Nonetheless, Tom was not the only one to lay a claim to the crown. Rivals lurked in the shadows, blazing with a desire for power and revenge. In the middle of shifting alliances and the continual, coruscating collapse of relationships caused by the weight of money and ambition, treachery remained in the air, a vile odour tarnishing everything. Tom was unprepared, but he learned quickly how to, Tom became entangled in a maze of lies and dishonesty as he attempted to exert his authority. Every ally was a potential opponent, and each win was too costly to endure. The throne, which had once symbolised power and majesty, now looked to be nothing more than a curse, a weight that threatened to engulf him whole.


Tom's rule was brief and, largely unwittingly, brutal. There was no changing hundreds of years of culture and the mistakes of his predecessors had tarnished his image long before he came on the scene.
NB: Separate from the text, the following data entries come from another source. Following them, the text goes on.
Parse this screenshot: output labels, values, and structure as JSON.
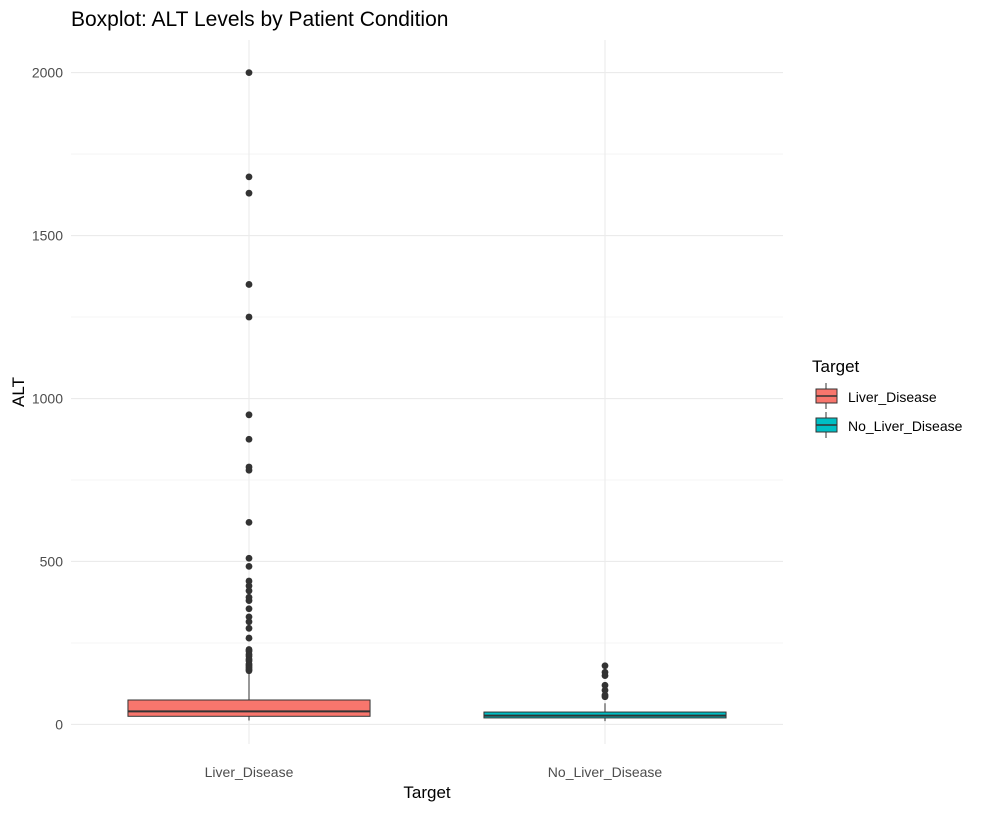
{
  "chart_data": {
    "type": "boxplot",
    "title": "Boxplot: ALT Levels by Patient Condition",
    "xlabel": "Target",
    "ylabel": "ALT",
    "ylim": [
      -60,
      2100
    ],
    "yticks": [
      0,
      500,
      1000,
      1500,
      2000
    ],
    "grid": true,
    "legend": {
      "title": "Target",
      "placement": "right"
    },
    "categories": [
      "Liver_Disease",
      "No_Liver_Disease"
    ],
    "series": [
      {
        "name": "Liver_Disease",
        "color": "#F8766D",
        "q1": 25,
        "median": 40,
        "q3": 75,
        "whisker_low": 12,
        "whisker_high": 160,
        "outliers": [
          2000,
          1680,
          1630,
          1350,
          1250,
          950,
          875,
          790,
          780,
          620,
          510,
          485,
          440,
          425,
          410,
          390,
          380,
          355,
          330,
          315,
          295,
          265,
          230,
          225,
          215,
          210,
          200,
          195,
          185,
          180,
          175,
          170,
          165
        ]
      },
      {
        "name": "No_Liver_Disease",
        "color": "#00BFC4",
        "q1": 20,
        "median": 27,
        "q3": 38,
        "whisker_low": 10,
        "whisker_high": 65,
        "outliers": [
          180,
          160,
          150,
          120,
          105,
          90,
          85
        ]
      }
    ]
  }
}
In the end, Tom could not resist the weight of his own weakness, the failures to act for good, produced by the draw of his newfound wealth, which he was now fighting to keep. The money that had been made on the backs of people who were oppressed and exploited. For some reason, while struggling to keep ahead of the endless plots and exhausting political chicanery, he was able to erase those unfortunate exploited masses from his thoughts.


However, Tom was at heart a decent man and eventually realised that the true cost of his money was a society rife with murder and treachery, where power was a transitory illusion and death awaited at every step. A cup brimming with poison.


All that remained was the bitter taste of regret, a constant reminder of the absurdity of ambition and the harsh reality of human existence.


A cabal of rich men fought Tom for power and in the end, an assasin's blade did its work. While Tom's last minutes ebbed away, he reflected on what his life had become, as well as the avarice and cruelty he had ultimately embraced.


He pondered whether or not there was any way to make amends for the agony that he had caused. In the final moment of his life, he was fully aware that redemption was never possible.